Kevin was staring at his lap.

“I dunno if she can even stand me anymore,” I said. Then I said to Kevin, “Dude, do you know if I texted Lauren or if I dreamed that?”

Kevin looked up, “What? Why would I know if you texted Lauren? It’s not like I look at your phone.”

“I know,” I replied, “But I mean, like, did I mention having texted her? I thought I did, but I can’t find the text I sent her. I thought she replied even but there’s no messages on my phone from her at all. Which, actually, that’s weird, ‘cos we definitely texted when we first got to the church ---” I rubbed my chin.

“You said you texted her when we were coming home from Kroger,” Kevin said.

“Okay so I’m not crazy, then. My phone’s crazy.” I stared at it, “I wonder what the hell it’s doing? All my other texts are there, it’s just Lauren’s that’s missing. I wonder if I deleted it somehow?” I started playing with my phone, trying to see how hard it would be to accidentally delete an entire text message conversation.

Pretty hard it seemed.

Kevin stood up suddenly. “I think it’s time for bed,” he announced.

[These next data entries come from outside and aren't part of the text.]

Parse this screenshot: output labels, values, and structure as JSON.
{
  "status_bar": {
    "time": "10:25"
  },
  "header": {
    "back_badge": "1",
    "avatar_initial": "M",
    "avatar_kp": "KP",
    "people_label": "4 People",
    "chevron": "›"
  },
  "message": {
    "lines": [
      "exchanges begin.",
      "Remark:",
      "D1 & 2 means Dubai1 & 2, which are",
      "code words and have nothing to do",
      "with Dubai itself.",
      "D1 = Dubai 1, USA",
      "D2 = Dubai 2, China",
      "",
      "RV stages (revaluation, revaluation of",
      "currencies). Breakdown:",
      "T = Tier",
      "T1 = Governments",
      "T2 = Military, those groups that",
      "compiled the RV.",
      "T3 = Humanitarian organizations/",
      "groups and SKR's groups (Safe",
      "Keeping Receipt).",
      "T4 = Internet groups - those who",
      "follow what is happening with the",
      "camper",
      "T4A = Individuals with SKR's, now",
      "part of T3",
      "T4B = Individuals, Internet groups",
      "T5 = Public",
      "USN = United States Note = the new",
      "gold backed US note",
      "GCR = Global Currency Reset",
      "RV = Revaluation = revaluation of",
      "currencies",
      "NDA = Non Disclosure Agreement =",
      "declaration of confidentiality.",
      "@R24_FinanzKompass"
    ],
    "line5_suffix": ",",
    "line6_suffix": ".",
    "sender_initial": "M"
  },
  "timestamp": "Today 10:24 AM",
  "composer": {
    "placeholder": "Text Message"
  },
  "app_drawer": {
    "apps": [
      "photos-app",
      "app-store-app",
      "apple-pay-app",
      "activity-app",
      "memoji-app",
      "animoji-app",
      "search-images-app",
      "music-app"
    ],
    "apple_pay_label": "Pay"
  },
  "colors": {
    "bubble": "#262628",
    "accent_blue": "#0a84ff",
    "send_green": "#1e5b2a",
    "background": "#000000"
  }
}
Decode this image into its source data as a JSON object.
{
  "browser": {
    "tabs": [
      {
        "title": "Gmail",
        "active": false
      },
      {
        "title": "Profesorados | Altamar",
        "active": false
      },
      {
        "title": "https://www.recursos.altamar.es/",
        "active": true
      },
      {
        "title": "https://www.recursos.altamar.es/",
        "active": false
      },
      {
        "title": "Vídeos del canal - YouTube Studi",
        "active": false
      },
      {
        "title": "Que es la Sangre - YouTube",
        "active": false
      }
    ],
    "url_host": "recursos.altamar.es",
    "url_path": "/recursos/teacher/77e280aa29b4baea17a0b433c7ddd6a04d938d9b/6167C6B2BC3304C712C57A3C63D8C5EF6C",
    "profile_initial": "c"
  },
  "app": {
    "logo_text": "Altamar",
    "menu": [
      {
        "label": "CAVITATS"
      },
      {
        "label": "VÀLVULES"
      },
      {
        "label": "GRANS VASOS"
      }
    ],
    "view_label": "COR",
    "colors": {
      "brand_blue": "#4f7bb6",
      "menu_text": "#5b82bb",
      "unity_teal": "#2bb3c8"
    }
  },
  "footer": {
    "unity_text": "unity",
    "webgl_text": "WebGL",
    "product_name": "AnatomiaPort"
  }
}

Caroline raised an eyebrow at him.

“Okay,” I agreed. I had a lot of thinking to do with how to tell Lauren what all I’d told Caroline that night. I wasn’t sure how I was gonna word it to her, but I figured I could pull up an email and start trying to piece the words together so that I could eventually send it to her. Especially the part where I still loved her. Because, yeah, as hot as Caroline was and all, I knew it wasn’t really gonna go anywhere anytime sooner than the whole me and Kristin thing was going to. It was something to say, something to fantasize about, but nothing that would ever really happen because at the end of the day the only woman I wanted in the bed next to me was Lauren.

I just had to tell her so.

And figure out how to get over this phobia of weddings.

And see if she’d still have me after all the crap I’d put her through.

I got to my feet and Caroline did, too, and the three of us went upstairs. I nearly tripped on the trick step, though Caroline and Kevin both stepped over it like it didn’t even exist. We got to the doors and I said, “Night guys,” as Caroline was passing by on the way to her own.

“Night,” Kevin and Caroline both said at the same time.

I pulled the door shut and kicked off the camo pants, pulling on a pair of grey sweats I’d bought myself at Honchell’s. I put the phone on the charger plug and I was just about to get into bed when I realized I could hear their voices still in the hallway.

I heard my name.

I got curious.

I went over to the door and listened.